Friday 25 July 2008

Permanent Revolution Weekend School 2008

From the 27th to the 29th of June I attended the Permanent Revolution weekend school. It was a good event, and a great opportunity to interact with members of PR that I had not met or spoken to before, as well as members of other organisations. This school confirmed my belief that PR is an open and honest organisation; something of a novelty on the left- certainly compared to their former organisation, Workers Power, and my most recent one the Socialist Workers Party.

There were numerous sessions at the school, perhaps too many for the short period of time (in this I agree with CPGB criticisms that the sessions were too short for the debates to reach their natural conclusions). These ranged from sessions of enjoyable anecdotes from ‘68, to an interesting discussion on feminism and whether you can be both feminist and socialist, to an extremely important debate on the nature of the BNP and what our approaches to confronting the threat of fascism should be, particularly around no platform. This debate raised some interesting points and areas of disagreement which I hope will be revisited and debated more thoroughly at the Communist University in a fortnight.

Throughout these sessions openness and honesty dominated, but what most confirmed my assessment of PR was not just how the school was run- sessions were very open and every opportunity was made by the chairs for free and fair debate- but the final plenary by Mark Hoskisson- ‘Can the left put revolution on the agenda again’. In his speech Mark detailed how the left was in the state it is in at the moment- fragmented, broken and quite frankly, useless.

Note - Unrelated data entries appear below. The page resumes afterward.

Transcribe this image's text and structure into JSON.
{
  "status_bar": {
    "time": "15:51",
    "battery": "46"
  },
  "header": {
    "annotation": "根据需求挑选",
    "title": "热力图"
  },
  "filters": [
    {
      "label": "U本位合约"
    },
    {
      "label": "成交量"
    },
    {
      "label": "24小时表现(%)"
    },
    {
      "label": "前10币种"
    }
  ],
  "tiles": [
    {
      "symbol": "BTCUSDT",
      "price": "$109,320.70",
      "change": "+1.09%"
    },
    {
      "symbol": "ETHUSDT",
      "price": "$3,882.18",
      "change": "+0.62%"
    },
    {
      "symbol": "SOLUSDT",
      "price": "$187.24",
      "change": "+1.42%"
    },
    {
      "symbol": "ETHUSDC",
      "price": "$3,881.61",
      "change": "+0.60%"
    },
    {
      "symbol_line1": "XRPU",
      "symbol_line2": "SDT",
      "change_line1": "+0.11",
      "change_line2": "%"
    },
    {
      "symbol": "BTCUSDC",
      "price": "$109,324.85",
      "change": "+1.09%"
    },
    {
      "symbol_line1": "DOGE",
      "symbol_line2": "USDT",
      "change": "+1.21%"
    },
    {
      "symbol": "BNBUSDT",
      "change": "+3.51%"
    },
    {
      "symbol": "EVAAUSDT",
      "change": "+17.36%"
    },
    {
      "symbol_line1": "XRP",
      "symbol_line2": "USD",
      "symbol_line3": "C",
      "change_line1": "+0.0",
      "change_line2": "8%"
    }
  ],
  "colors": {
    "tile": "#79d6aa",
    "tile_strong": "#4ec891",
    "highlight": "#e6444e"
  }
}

For me, his most hard hitting point was that the left should feel it has failed in its tasks not just because of the last ten years of cock-ups, but because we are now onto the 160th anniversary of the Communist Manifesto. 160th. That’s something to give food for thought. The ‘spectre of communism’ has been looming over Europe for 160 years and only once was there a “revolutionary victory”. In a 160 years. And look how that ‘victory’ ended up anyway.

This led onto one of Mark’s most constructive points- we need to “rescue the real tradition of Bolshevism”. We need to look at how the Bolsheviks managed to come to power, but why and how the revolution and the Bolshevik party were destroyed in the ways they were. This is something almost unheard of in my experience of the left. Many groups will spout on about the Bolsheviks and how great they are- Judith Orr at Marxism this year even went so far to say that the SWP was the Bolshevik party. But they don’t attempt to evaluate the Bolsheviks to any real extent; all that is given is that Stalin ruined it all. However, as Mark said at the school, Lenin already sensed what was happening to the Party in the change from ‘cadre to commissar’, and that we need to carry on his work. No easy task, but a necessary one.

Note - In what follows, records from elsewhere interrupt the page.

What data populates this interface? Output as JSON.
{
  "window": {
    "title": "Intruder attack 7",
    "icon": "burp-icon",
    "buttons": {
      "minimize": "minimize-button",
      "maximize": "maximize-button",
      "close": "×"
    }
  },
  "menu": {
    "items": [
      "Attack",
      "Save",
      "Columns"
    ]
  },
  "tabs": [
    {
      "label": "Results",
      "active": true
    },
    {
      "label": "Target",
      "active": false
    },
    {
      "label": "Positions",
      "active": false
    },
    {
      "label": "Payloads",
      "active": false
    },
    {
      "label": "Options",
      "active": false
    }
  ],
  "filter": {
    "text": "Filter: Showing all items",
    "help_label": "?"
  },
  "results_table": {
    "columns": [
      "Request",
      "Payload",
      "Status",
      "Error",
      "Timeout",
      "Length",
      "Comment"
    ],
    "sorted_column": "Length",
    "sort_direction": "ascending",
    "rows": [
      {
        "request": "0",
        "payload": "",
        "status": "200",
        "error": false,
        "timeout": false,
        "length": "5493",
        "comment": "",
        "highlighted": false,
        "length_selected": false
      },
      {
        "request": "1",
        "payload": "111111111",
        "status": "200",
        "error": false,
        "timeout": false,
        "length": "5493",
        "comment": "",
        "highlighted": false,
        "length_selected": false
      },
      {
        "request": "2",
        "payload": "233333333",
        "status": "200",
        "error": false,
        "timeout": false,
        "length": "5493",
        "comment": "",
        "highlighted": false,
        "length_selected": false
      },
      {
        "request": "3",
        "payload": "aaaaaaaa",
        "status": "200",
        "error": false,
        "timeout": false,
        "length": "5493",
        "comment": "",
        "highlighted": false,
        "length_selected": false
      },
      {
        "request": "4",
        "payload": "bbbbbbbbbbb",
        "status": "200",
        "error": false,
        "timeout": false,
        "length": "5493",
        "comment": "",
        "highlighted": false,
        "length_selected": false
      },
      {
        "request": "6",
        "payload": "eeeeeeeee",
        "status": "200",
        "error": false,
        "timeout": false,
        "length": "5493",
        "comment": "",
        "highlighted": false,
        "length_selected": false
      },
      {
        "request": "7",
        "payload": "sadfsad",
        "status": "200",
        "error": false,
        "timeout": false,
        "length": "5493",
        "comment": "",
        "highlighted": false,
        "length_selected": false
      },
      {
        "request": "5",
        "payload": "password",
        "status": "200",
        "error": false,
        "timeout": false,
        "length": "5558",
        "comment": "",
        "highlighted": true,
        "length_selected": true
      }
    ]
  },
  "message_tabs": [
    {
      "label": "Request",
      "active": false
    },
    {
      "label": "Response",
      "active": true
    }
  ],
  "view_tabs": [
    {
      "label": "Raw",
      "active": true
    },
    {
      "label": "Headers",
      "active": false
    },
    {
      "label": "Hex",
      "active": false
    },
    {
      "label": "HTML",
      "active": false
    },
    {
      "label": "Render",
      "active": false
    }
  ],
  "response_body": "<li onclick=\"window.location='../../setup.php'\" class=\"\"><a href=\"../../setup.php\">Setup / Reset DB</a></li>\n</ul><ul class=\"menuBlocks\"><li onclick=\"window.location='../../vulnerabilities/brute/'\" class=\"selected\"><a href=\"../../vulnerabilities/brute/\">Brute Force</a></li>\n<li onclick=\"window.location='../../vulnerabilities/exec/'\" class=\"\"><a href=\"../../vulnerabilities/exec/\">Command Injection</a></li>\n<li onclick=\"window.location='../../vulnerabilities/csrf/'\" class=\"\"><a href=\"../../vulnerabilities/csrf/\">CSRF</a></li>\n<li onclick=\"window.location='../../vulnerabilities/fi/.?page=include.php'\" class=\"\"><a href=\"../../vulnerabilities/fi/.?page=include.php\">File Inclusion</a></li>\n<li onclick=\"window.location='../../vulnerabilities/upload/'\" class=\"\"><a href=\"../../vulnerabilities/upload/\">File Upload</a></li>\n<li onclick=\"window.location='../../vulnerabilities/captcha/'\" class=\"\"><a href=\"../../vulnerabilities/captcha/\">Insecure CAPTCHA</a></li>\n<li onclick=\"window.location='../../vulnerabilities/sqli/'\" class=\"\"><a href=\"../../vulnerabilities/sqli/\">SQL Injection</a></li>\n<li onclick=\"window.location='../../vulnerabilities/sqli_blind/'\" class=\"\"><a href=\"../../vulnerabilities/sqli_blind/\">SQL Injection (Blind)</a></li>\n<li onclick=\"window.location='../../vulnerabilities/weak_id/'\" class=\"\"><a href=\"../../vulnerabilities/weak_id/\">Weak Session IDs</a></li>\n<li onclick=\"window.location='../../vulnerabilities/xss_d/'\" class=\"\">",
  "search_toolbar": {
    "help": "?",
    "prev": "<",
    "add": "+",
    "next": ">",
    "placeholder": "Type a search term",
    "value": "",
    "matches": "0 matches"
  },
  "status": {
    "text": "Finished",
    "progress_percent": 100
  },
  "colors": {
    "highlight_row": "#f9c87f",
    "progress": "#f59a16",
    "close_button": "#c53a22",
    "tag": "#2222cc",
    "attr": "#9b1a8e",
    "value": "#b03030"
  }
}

His other important point was his call for eventually, a new organisation. But again, the type of organisation he called for is almost unheard of- “an organisation of revolutionaries which is open, transparent and totally honest about its objectives for the revolutionary destruction of society”. First it has to be a revolutionary organisation, not the half-way houses that have plagued the left for the past ten years, that time and again have inevitably failed but have managed to produce yet another living corpse time and again. But also that this organisation has to be ‘open’ and ‘transparent’. This, of course, is a necessity for any organisation to be truly revolutionary in deed and not just in name. A ‘revolutionary’ organisation that is not these things is just a sect, no matter how big it is or what grandiose ideas it has.

The exact nature of how this organisation is to be built, is quite rightly, left open. For here we also have to have a re-evaluation, on the “the problems of party building” and, even more importantly, “the relationship of the party to the class”. How the party will operate precisely is also left open, due to the need to re-assess the ‘democratic centralism’ that was forced onto the Comintern and now pervades the left. This is a concept that particularly has to be given a new approach, a new breath of life. Many organisations claim to be democratic centralist, but still more-often-than-not, have policy and decisions forced on them by the leadership with minimal debate, followed by the requirement to gag yourself in public and sometimes even in private. This is not healthy and will not lead in any way to an organisation that is fit to lead our class or will ever have a hope of becoming a truly mass revolutionary party worthy of its name. This leads Mark into one of his more subtle points that the party needs to ‘lead’ not ‘control’ the class struggle. Again, a mark of a healthy organisation and one that is honest about its aims.

Mark’s conclusion is that PR is dedicated to these aims, and is willing to work with other people intent on these aims, whether they join or not. This again, is a refreshing sentiment and one that inclines me to work ever closer with PR at the present moment. For the revolutionary left really does need, above all else, to conduct a totally thorough analysis of its tradition and history, and have a fundamental evaluation of the many questions this throws up- on the nature of the party, on programme, on democratic centralism, on Bolshevism and the many theories this threw up, including Trotskyism. Only through this evaluation will the revolutionary left have any hope of progressing and finally achieving the aims laid down by Marx and Engels over 160 years ago.